Published reports indicated that the exact whereabouts of the driver and passengers was unknown. Where they had been and where they were going... some expressed that they had an idea but nobody seemed to know.
According to the Miami Herald, Brian Henry, 18, one of two survivors of the crash said the crash occurred as the vehicle rounded a stretch of road known as "Dead Man's Curve." He told police it felt like the SUV was going 80 mph.
He said he told the driver to slow down before the vehicle sped down a 35-mph road and into the water.
"I blanked out for a little bit and then the truck was upside-down in the water," he told a trooper. "There was air in the truck but it was filling with water.

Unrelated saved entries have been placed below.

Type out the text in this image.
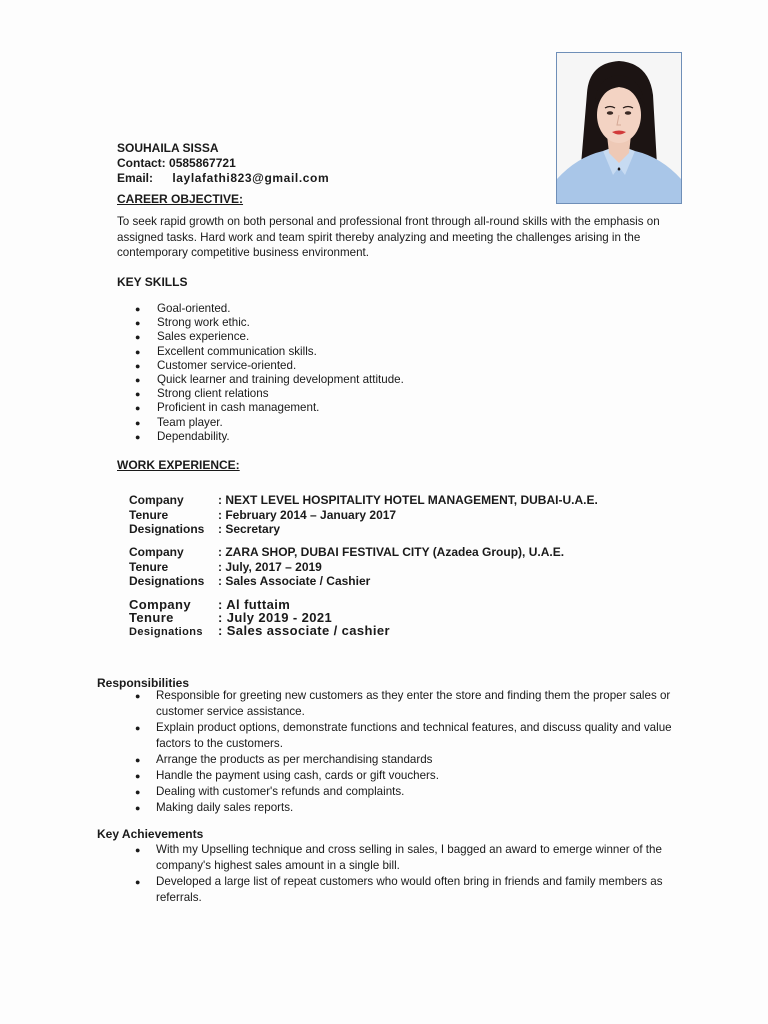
SOUHAILA SISSA
Contact: 0585867721
Email: laylafathi823@gmail.com
CAREER OBJECTIVE:
To seek rapid growth on both personal and professional front through all-round skills with the emphasis on assigned tasks. Hard work and team spirit thereby analyzing and meeting the challenges arising in the contemporary competitive business environment.
KEY SKILLS
● Goal-oriented.
● Strong work ethic.
● Sales experience.
● Excellent communication skills.
● Customer service-oriented.
● Quick learner and training development attitude.
● Strong client relations
● Proficient in cash management.
● Team player.
● Dependability.
WORK EXPERIENCE:
Company	: NEXT LEVEL HOSPITALITY HOTEL MANAGEMENT, DUBAI-U.A.E.
Tenure	: February 2014 – January 2017
Designations : Secretary
Company	: ZARA SHOP, DUBAI FESTIVAL CITY (Azadea Group), U.A.E.
Tenure	: July, 2017 – 2019
Designations : Sales Associate / Cashier
Company : Al futtaim
Tenure	: July 2019 - 2021
Designations : Sales associate / cashier
Responsibilities
●	Responsible for greeting new customers as they enter the store and finding them the proper sales or customer service assistance.
●	Explain product options, demonstrate functions and technical features, and discuss quality and value factors to the customers.
●	Arrange the products as per merchandising standards
●	Handle the payment using cash, cards or gift vouchers.
●	Dealing with customer's refunds and complaints.
●	Making daily sales reports.
Key Achievements
●	With my Upselling technique and cross selling in sales, I bagged an award to emerge winner of the company's highest sales amount in a single bill.
●	Developed a large list of repeat customers who would often bring in friends and family members as referrals.
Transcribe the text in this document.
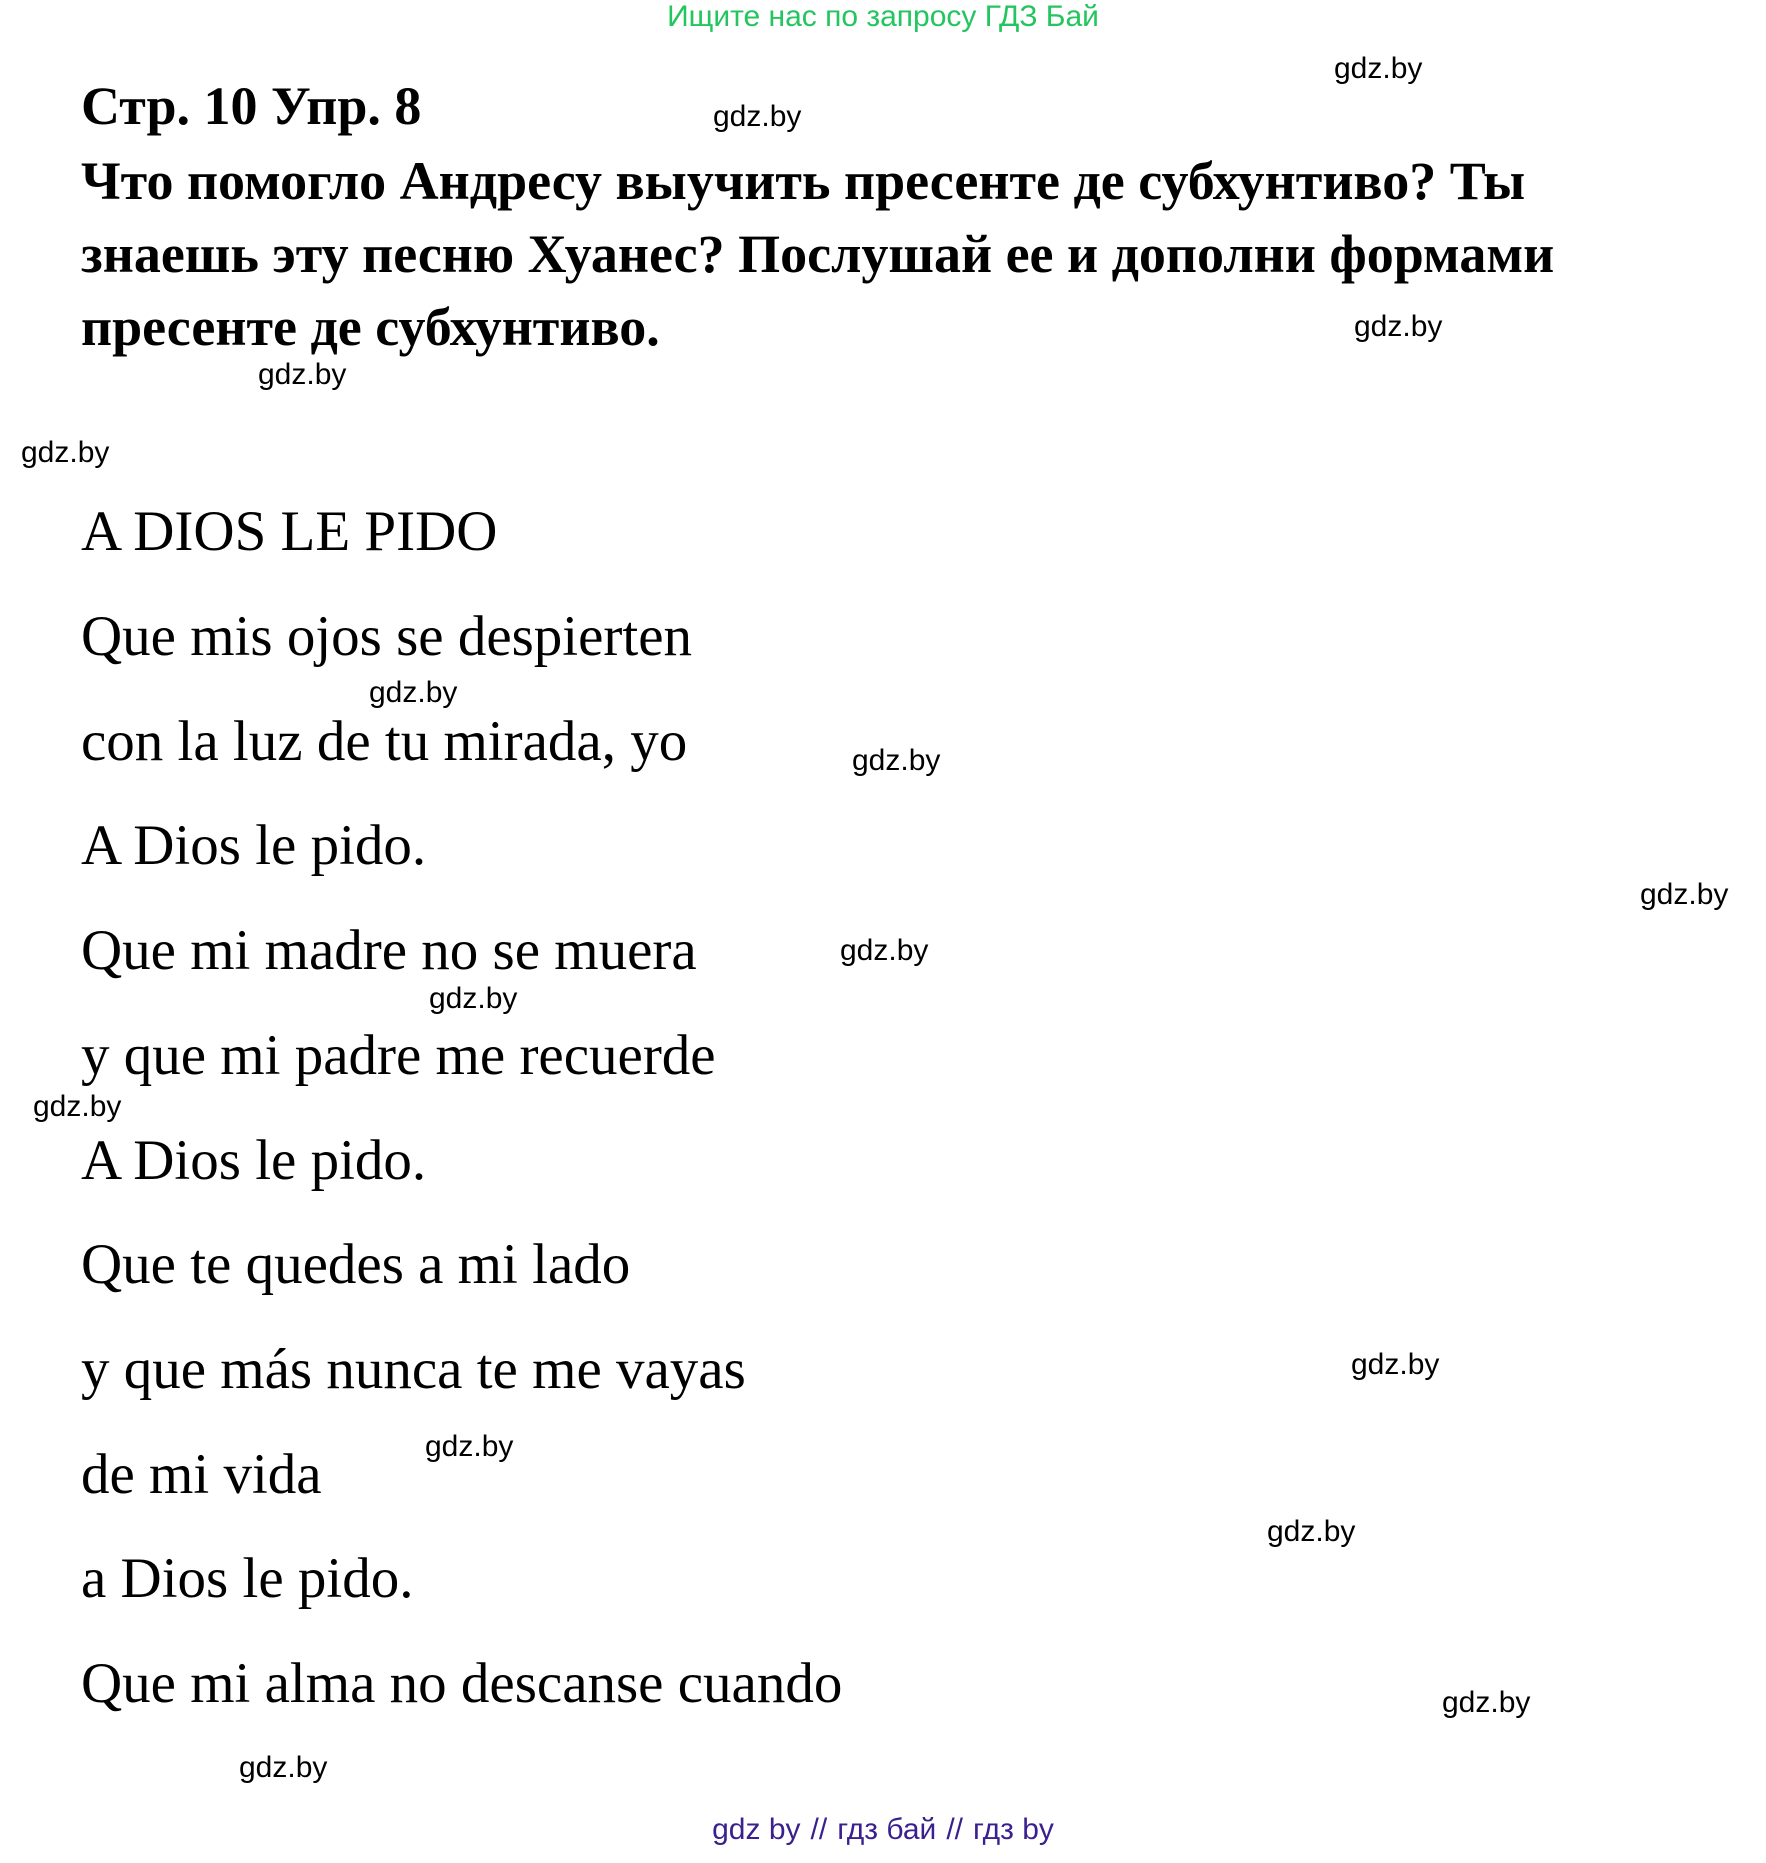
Ищите нас по запросу ГДЗ Бай
Стр. 10 Упр. 8
Что помогло Андресу выучить пресенте де субхунтиво? Ты
знаешь эту песню Хуанес? Послушай ее и дополни формами
пресенте де субхунтиво.
A DIOS LE PIDO
Que mis ojos se despierten
con la luz de tu mirada, yo
A Dios le pido.
Que mi madre no se muera
y que mi padre me recuerde
A Dios le pido.
Que te quedes a mi lado
y que más nunca te me vayas
de mi vida
a Dios le pido.
Que mi alma no descanse cuando
gdz.by
gdz.by
gdz.by
gdz.by
gdz.by
gdz.by
gdz.by
gdz.by
gdz.by
gdz.by
gdz.by
gdz.by
gdz.by
gdz.by
gdz.by
gdz.by
gdz by // гдз бай // гдз by
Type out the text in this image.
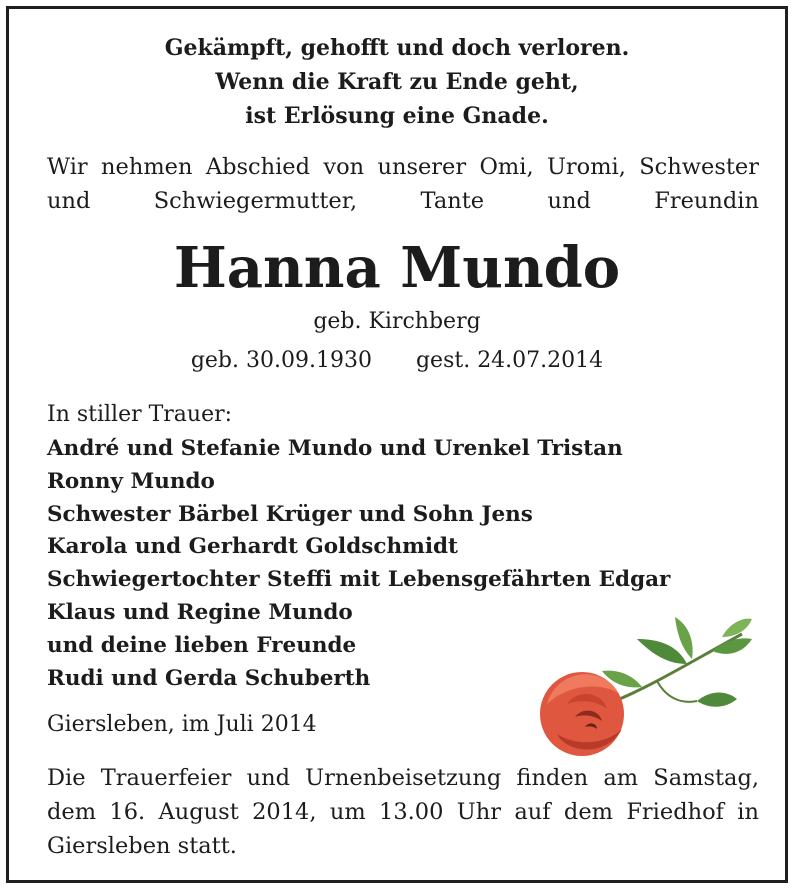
Gekämpft, gehofft und doch verloren.
Wenn die Kraft zu Ende geht,
ist Erlösung eine Gnade.
Wir nehmen Abschied von unserer Omi, Uromi, Schwester und Schwiegermutter, Tante und Freundin
Hanna Mundo
geb. Kirchberg
geb. 30.09.1930 gest. 24.07.2014
In stiller Trauer:
André und Stefanie Mundo und Urenkel Tristan
Ronny Mundo
Schwester Bärbel Krüger und Sohn Jens
Karola und Gerhardt Goldschmidt
Schwiegertochter Steffi mit Lebensgefährten Edgar
Klaus und Regine Mundo
und deine lieben Freunde
Rudi und Gerda Schuberth
Giersleben, im Juli 2014
Die Trauerfeier und Urnenbeisetzung finden am Samstag, dem 16. August 2014, um 13.00 Uhr auf dem Friedhof in Giersleben statt.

I used my right elbow to break out the back window."
And in Aurora, CO yesterday, Aurora police say one young person was killed and three others are injured after their car crashed while the driver was reportedly practicing a stunt; 'J-turns'.
Lt. Chuck DeShazer says that their sedan went out of control Sunday night and slammed into a vacant mobile home.
He says a passenger in the back seat was killed and the driver was critically injured, while the two other occupants were hospitalized with non-life threatening injuries. All four are under age 17.
DeShazer says two occupants reported the driver was performing a maneuver in which the car spins halfway around, and during one of them the car careened out of control.
If one thing is certain from all this, it's that teens should not drive without responsible adults in the vehicle at the same time. Add teen passengers to the mix and the potential consequences grow exponentially. It's human nature.
Many of us made reckless choices when we were their age and we're lucky to be able to talk about them today. We still need to trust them but they need to earn our trust too. Share your concerns openly and honestly and let them know it's their responsibility to mitigate the risk.